On the morning of the 8th of May we came in sight of a long, low line of sand banks, dotted with curious hillocks, between which the black muzzles of heavy guns could be made out, and fringed with a perfect naval chevaux-de-frise of wrecked blockade runners, whose broken hulls and protruding machinery gave an ill-omened look to the whole coast. As we were closely studying the bleak aspect of this entrance to the great smuggling entrepôt of the Southern Confederacy, the glasses began to reveal an unexpected activity along the line of the guns, which our signal shot for a pilot by no means diminished. Our ship drew too much water to cross the bar, excepting at high tide, and we were, consequently, compelled to go over in the Captain’s gig to the pilot boat—a proceeding that the rough sea made very difficult and even dangerous. Leaving those who could not venture the transhipment, to roll wearily among the breakers till evening, we headed straight through the narrow and difficult channel for Fort Fisher, and learned that we had been mistaken for the Rebel pirate “Stonewall,” and that the guns had been shotted ready to open fire the moment we should show signs of a disposition to run in.[[5]]
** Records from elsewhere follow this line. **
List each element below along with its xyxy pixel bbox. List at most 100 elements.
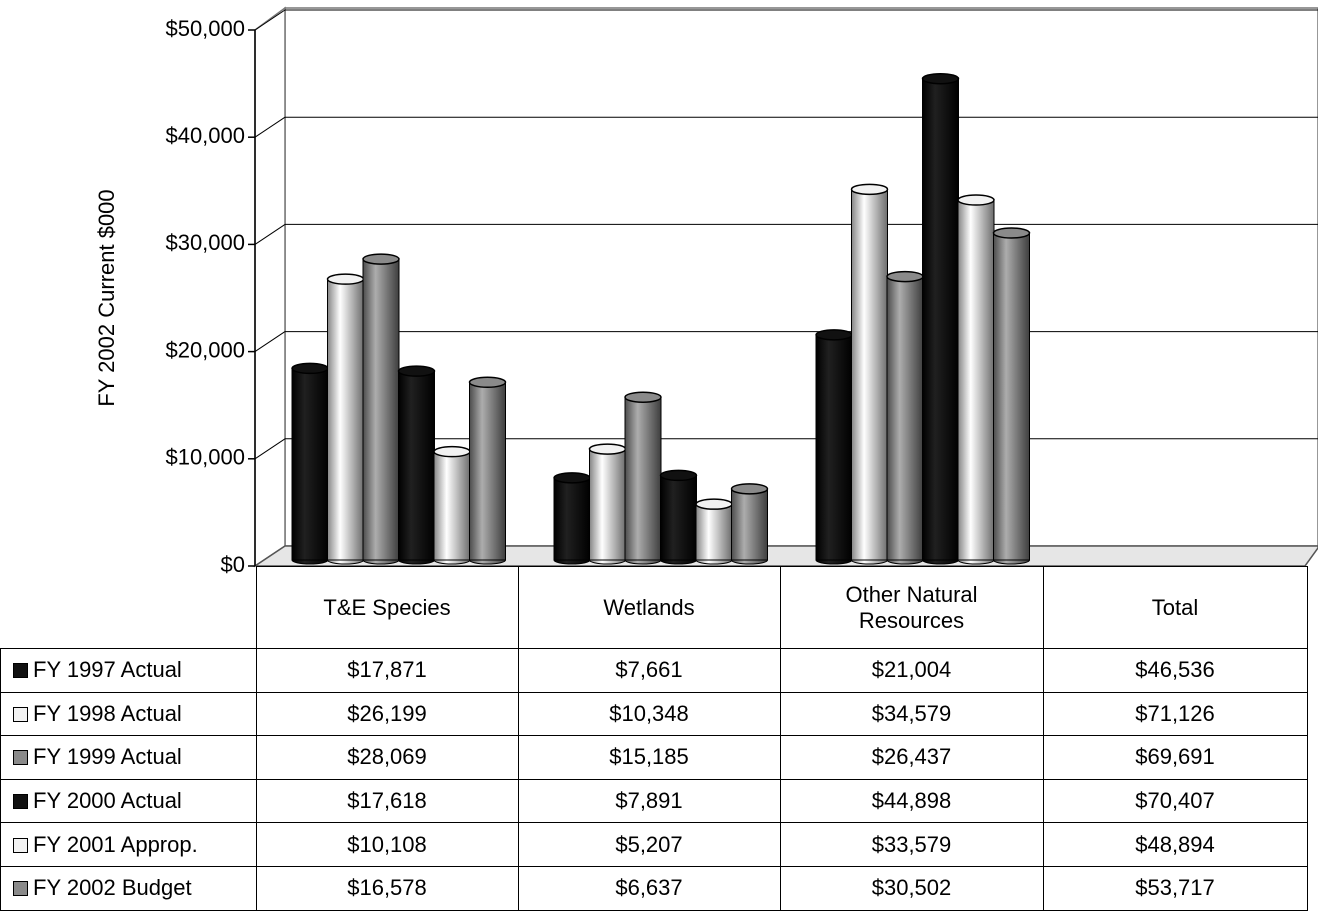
- data-label: $5,207: [517, 822, 781, 867]
- grid-line: [254, 438, 286, 460]
- total-label: $46,536: [1042, 648, 1308, 693]
- legend-label: FY 1997 Actual: [33, 657, 182, 683]
- bar: [291, 367, 329, 561]
- y-axis-title: FY 2002 Current $000: [94, 189, 119, 406]
- bar: [362, 258, 400, 561]
- bar: [695, 503, 733, 561]
- grid-line: [254, 223, 286, 245]
- x-tick-label-text: Other Natural Resources: [845, 581, 978, 633]
- bar-top: [815, 329, 853, 341]
- x-tick-label-text: T&E Species: [323, 594, 451, 620]
- legend-label: FY 2002 Budget: [33, 875, 192, 901]
- total-label-text: $70,407: [1135, 788, 1215, 814]
- bar: [851, 188, 888, 561]
- data-label-text: $16,578: [347, 875, 427, 901]
- data-label-text: $7,891: [615, 788, 683, 814]
- bar-top: [588, 443, 627, 455]
- total-label-text: $71,126: [1135, 700, 1215, 726]
- data-label-text: $28,069: [347, 744, 427, 770]
- grid-line: [254, 9, 286, 31]
- legend-swatch: [13, 881, 28, 897]
- data-label: $26,437: [779, 735, 1044, 780]
- data-label: $26,199: [255, 691, 519, 737]
- x-tick-label: Total: [1042, 566, 1308, 649]
- bar-top: [397, 365, 436, 377]
- data-label: $7,661: [517, 648, 781, 693]
- data-label-text: $30,502: [871, 875, 952, 901]
- bar: [398, 370, 435, 561]
- bar: [886, 276, 924, 561]
- data-label: $44,898: [779, 778, 1044, 824]
- legend-swatch: [13, 663, 28, 679]
- y-tick-label: $20,000: [165, 337, 245, 362]
- bar: [433, 451, 471, 561]
- bar-top: [850, 183, 889, 196]
- data-label-text: $33,579: [871, 831, 952, 857]
- legend-label: FY 1998 Actual: [33, 700, 182, 726]
- data-label-text: $6,637: [615, 875, 683, 901]
- data-label-text: $21,004: [871, 657, 952, 683]
- data-label-text: $5,207: [615, 831, 683, 857]
- bar-top: [992, 227, 1031, 239]
- legend-swatch: [13, 794, 28, 810]
- grid-line: [254, 331, 286, 353]
- legend-swatch: [13, 706, 28, 722]
- data-label: $30,502: [779, 865, 1044, 911]
- bar-top: [695, 498, 733, 510]
- total-label: $69,691: [1042, 735, 1308, 780]
- data-label: $16,578: [255, 865, 519, 911]
- legend-entry: FY 2001 Approp.: [0, 822, 257, 867]
- total-label: $53,717: [1042, 865, 1308, 911]
- bar-top: [433, 445, 471, 458]
- data-label: $7,891: [517, 778, 781, 824]
- bar-top: [921, 72, 960, 85]
- data-label: $6,637: [517, 865, 781, 911]
- total-label-text: $69,691: [1135, 744, 1215, 770]
- legend-entry: FY 1998 Actual: [0, 691, 257, 737]
- data-label: $33,579: [779, 822, 1044, 867]
- y-tick-label: $50,000: [165, 16, 245, 41]
- y-tick-label: $30,000: [165, 230, 245, 255]
- data-label-text: $17,871: [347, 657, 427, 683]
- legend-swatch: [13, 750, 28, 766]
- total-label: $48,894: [1042, 822, 1308, 867]
- data-label: $10,108: [255, 822, 519, 867]
- bar: [589, 448, 626, 561]
- bar-top: [553, 472, 591, 484]
- total-label: $70,407: [1042, 778, 1308, 824]
- data-table: T&E Species Wetlands Other Natural Resourc…: [0, 566, 1308, 911]
- bar: [922, 78, 959, 561]
- bar: [327, 278, 364, 561]
- bar-top: [468, 376, 507, 389]
- data-label: $15,185: [517, 735, 781, 780]
- data-label: $17,618: [255, 778, 519, 824]
- bar: [731, 488, 768, 561]
- bar-top: [659, 469, 698, 482]
- data-label-text: $44,898: [871, 788, 952, 814]
- data-label: $28,069: [255, 735, 519, 780]
- grid-line: [254, 116, 286, 138]
- bar-top: [957, 194, 995, 206]
- x-tick-label: Other Natural Resources: [779, 566, 1044, 649]
- bar: [815, 334, 853, 561]
- data-label-text: $17,618: [347, 788, 427, 814]
- x-tick-label: Wetlands: [517, 566, 781, 649]
- legend-entry: FY 2000 Actual: [0, 778, 257, 824]
- x-tick-label-text: Wetlands: [603, 594, 695, 620]
- bar: [957, 199, 995, 561]
- legend-entry: FY 2002 Budget: [0, 865, 257, 911]
- bar-top: [362, 253, 400, 265]
- total-label-text: $48,894: [1135, 831, 1215, 857]
- data-label-text: $10,108: [347, 831, 427, 857]
- legend-label: FY 2001 Approp.: [33, 831, 198, 857]
- bar-top: [291, 362, 329, 375]
- data-label-text: $26,199: [347, 700, 427, 726]
- data-label: $34,579: [779, 691, 1044, 737]
- data-label-text: $7,661: [615, 657, 683, 683]
- data-label: $10,348: [517, 691, 781, 737]
- total-label-text: $53,717: [1135, 875, 1215, 901]
- legend-label: FY 2000 Actual: [33, 788, 182, 814]
- y-tick-label: $10,000: [165, 445, 245, 470]
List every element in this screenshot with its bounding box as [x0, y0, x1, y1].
Ah! that weary day at Fort Fisher! To see a fort is naturally supposed to be not the most formidable of undertakings; but to see Fort Fisher means a ride of miles over the bleakest of sand bars; means the climbing of great heaps of sand, under the hottest of suns; means a scrambling over irregular chasms and precipices of sand, where the explosions have destroyed at once every semblance of fortification and every foot of solid earth—means all this, prolonged for hours, under the penalty of the consciousness that otherwise you would be pretending to see Fort Fisher, when you were doing nothing of the sort.
We began by climbing Battery Buchanan, near the landing, and inside the main line of works. Trenches, embrasures, casemate and barbette guns, bomb-proofs, gabions, riflemen’s pits, all in sand that no rifle projectiles could breach, and bombardment could only render stronger, seemed to assure absolute impregnability to this work alone, except against regular siege operations. Yet it was but protection for one flank of the long line before which Weitzel turned back, and which no soldiers but ours would ever have stormed. To this battery (so called, although a perfect and very strong fort in itself) the Rebels made their last retreat, after that long, hand-to-hand fight through the sea front of the fort, which stretched far into the night, and seemed doubtful to the last. But Battery Buchanan, though impregnable, as a flank to the sea line, is itself commanded by the last work of that sea line; and so when the Mound Battery fell into our hands, its guns had only to be turned, and Buchanan fell almost without a struggle.